Read about Rhode Island’s distracted driving laws and the consequences of a violation.

Generally, text messaging and all other handheld device use while driving is prohibited in Rhode Island. This article covers the specifics of Rhode Island's distracted driving laws, including the penalties for a cellphone or texting ticket.

Text Messaging

Rhode Island’s distracted driving law prohibits operating a vehicle while using any wireless communication device (including cellphones and tablets) to compose, read, or send a text message.

Exceptions. Rhode Island’s text messaging ban has several exceptions. The law doesn’t apply to:

  • on duty emergency services professionals, including law enforcement, fire safety personnel, and emergency medical personnel
  • drivers who use a wireless device to contact an emergency services professional, or
  • drivers who are parked and out of the flow of traffic.

Penalties. For a first texting-while-driving violation the motorist is looking a fine of up to $100 and/or a maximum 30-day license suspension. A second offense carries a maximum $150 fine and/or a license suspension of up to three months. And anyone convicted of a third texting violation faces up to $250 in fines and a maximum six-month license suspension.

Talking on a Cellphone

Rhode Island law also prohibits operating a vehicle while using a handheld wireless communication device (including cellphones and tablets) to “engage in a call while such vehicle is in motion.” For purposes of the law, “engage in a call” means talking into or listening to but doesn’t include activating, deactivating, or initiating a function of the device.

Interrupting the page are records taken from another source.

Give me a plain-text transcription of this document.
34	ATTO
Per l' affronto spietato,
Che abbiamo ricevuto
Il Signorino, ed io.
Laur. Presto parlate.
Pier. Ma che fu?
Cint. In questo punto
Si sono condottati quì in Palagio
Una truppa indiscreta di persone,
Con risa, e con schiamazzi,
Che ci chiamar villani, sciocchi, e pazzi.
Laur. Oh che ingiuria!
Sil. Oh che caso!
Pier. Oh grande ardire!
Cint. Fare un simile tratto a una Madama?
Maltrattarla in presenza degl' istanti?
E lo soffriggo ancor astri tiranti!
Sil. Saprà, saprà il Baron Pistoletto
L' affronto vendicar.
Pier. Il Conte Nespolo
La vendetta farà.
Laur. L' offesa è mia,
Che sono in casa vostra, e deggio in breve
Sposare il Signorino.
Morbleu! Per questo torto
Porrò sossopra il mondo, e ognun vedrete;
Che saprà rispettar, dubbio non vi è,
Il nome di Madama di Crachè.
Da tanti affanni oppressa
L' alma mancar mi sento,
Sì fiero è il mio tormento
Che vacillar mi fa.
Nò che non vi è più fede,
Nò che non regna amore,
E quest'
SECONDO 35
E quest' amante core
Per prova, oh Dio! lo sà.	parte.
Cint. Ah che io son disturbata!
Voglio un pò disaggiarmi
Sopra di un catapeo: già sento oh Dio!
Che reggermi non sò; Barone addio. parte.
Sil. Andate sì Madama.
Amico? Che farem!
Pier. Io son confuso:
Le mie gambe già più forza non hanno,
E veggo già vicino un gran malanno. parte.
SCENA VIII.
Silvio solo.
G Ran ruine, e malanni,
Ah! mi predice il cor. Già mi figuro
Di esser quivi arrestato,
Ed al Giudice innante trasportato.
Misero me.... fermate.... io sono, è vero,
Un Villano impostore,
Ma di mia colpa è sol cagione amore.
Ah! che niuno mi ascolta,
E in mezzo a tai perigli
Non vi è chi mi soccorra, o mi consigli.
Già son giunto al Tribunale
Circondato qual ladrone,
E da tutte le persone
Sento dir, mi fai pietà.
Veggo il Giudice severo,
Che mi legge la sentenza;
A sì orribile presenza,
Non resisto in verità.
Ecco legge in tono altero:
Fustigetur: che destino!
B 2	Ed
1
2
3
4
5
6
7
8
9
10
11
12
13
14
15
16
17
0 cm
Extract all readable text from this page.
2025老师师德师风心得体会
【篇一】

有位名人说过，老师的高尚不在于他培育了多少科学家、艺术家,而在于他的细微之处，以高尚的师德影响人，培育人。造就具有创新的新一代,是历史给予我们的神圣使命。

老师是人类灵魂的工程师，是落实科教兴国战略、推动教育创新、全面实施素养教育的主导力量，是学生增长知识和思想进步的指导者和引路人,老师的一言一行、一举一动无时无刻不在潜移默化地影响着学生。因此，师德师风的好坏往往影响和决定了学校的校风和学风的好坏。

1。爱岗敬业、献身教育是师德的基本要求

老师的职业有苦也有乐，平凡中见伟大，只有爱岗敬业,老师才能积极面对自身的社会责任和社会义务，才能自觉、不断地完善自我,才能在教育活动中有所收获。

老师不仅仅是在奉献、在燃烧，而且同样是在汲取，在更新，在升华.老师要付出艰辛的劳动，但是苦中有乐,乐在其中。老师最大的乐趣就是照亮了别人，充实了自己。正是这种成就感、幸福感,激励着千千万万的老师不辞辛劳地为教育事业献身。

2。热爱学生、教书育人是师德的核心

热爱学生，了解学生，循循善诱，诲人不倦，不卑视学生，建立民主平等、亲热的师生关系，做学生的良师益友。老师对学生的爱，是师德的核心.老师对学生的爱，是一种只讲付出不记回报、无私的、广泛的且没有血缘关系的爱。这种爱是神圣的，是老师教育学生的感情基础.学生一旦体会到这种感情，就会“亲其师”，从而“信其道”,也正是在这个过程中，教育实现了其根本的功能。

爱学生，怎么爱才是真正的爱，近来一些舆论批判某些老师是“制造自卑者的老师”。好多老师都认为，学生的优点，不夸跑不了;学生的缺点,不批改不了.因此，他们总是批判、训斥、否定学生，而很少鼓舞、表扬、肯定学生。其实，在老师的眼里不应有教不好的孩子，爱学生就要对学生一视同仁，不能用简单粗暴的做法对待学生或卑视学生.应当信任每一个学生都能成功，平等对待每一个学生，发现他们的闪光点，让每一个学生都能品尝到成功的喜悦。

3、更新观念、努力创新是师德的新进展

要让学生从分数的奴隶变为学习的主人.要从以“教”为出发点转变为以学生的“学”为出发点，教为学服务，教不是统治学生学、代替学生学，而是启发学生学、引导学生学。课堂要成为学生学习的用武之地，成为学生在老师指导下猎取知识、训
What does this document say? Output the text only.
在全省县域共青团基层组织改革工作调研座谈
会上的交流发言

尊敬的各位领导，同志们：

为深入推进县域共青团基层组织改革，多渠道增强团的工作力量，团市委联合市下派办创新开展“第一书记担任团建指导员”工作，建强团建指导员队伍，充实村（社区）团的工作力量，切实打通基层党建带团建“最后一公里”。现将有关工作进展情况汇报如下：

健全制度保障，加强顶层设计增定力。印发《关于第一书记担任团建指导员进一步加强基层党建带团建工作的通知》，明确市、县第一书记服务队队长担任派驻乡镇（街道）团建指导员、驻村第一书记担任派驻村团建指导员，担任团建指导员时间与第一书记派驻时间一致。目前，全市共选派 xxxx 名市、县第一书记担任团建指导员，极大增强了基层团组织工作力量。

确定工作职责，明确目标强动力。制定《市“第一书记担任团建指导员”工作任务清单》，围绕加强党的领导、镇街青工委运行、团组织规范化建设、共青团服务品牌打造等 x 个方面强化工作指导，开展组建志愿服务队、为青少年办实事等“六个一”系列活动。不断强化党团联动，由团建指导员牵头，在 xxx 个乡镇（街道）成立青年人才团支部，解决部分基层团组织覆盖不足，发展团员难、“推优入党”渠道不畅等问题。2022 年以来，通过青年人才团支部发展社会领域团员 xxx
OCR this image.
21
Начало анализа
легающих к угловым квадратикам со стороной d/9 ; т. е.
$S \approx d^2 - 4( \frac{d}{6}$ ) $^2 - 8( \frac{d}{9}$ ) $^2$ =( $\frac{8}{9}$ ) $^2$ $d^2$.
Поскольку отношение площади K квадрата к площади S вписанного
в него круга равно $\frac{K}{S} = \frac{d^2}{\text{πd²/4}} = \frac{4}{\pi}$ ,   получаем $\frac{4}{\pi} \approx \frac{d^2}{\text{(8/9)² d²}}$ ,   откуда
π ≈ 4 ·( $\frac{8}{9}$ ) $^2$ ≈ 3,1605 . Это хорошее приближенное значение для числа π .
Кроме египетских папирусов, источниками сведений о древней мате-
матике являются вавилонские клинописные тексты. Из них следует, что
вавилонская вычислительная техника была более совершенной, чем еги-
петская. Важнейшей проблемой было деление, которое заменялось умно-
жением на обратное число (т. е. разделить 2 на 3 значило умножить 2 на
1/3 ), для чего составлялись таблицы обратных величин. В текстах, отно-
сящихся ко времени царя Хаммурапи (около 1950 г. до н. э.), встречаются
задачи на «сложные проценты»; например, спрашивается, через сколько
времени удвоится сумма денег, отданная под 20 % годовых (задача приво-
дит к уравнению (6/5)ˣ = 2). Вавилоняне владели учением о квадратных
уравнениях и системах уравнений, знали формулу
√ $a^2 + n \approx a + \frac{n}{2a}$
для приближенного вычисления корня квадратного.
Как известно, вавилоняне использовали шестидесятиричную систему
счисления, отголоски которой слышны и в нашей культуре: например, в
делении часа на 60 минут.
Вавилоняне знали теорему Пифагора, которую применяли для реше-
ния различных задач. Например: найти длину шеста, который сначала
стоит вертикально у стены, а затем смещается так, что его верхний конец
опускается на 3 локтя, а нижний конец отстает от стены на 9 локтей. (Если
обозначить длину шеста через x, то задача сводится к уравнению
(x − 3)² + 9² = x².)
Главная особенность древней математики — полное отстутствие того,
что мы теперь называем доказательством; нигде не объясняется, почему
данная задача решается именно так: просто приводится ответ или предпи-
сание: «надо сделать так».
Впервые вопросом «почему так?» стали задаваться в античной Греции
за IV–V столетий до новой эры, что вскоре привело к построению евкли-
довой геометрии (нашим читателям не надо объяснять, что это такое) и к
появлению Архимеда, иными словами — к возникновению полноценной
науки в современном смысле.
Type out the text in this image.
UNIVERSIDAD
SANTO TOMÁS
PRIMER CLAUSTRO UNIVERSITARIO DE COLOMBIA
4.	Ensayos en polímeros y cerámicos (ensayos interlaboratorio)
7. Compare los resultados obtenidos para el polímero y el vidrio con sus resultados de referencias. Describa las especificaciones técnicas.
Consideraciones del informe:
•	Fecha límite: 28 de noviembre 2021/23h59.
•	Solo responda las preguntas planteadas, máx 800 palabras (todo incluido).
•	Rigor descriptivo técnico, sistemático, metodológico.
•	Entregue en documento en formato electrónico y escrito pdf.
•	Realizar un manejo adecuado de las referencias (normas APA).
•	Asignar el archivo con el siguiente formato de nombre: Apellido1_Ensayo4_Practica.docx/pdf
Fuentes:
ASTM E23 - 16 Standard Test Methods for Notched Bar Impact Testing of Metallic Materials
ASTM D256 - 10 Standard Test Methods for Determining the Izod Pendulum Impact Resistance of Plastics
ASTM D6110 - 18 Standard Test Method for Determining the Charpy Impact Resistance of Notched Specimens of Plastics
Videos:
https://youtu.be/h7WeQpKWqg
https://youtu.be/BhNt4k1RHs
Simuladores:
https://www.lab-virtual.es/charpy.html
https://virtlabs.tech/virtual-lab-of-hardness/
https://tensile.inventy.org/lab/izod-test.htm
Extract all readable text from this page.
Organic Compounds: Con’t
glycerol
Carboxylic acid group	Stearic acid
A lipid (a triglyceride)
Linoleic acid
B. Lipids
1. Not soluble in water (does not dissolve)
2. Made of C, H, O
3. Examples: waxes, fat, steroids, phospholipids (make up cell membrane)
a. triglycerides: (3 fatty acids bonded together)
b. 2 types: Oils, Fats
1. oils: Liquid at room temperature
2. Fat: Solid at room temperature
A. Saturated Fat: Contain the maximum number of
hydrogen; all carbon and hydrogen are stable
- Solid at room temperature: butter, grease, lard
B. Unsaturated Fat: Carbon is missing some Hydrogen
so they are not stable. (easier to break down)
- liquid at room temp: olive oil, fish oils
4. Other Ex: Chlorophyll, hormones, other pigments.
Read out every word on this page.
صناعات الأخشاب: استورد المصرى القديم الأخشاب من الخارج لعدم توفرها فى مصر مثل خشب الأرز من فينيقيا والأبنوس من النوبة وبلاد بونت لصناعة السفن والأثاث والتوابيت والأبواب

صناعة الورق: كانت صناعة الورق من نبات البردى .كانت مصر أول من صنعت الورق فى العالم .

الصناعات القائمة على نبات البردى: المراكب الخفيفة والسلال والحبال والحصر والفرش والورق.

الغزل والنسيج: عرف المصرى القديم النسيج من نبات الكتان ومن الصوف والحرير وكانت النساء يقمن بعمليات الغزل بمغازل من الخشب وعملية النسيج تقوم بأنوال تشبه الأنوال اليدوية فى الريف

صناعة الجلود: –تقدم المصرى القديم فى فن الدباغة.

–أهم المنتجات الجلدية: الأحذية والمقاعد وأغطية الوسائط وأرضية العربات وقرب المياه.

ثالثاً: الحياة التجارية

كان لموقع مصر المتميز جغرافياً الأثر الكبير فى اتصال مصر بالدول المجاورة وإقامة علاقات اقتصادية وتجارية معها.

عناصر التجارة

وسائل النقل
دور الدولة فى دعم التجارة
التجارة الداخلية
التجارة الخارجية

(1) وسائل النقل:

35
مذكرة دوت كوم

Exceptions. There are several exceptions to Rhode Island’s cellphone. The law doesn’t apply to:

  • on-duty peace officers, firefighters, ambulance and emergency vehicle drivers, taxi drivers, public utility workers, or truck and bus drivers without passengers
  • drivers who use a handheld device in an emergency situation to call an emergency response operator, hospital, physician, health clinic, ambulance company, police department, fire department, or public utility company, or
  • drivers who use a hands-free device.

Penalties. Motorists who get caught talking on their cellphone while driving face up to $100 in fines. However, the fine is suspended (meaning you don’t have to pay it) for first offenders who show proof of acquiring a hands-free accessory subsequent to the violation and prior to the imposition of the fine.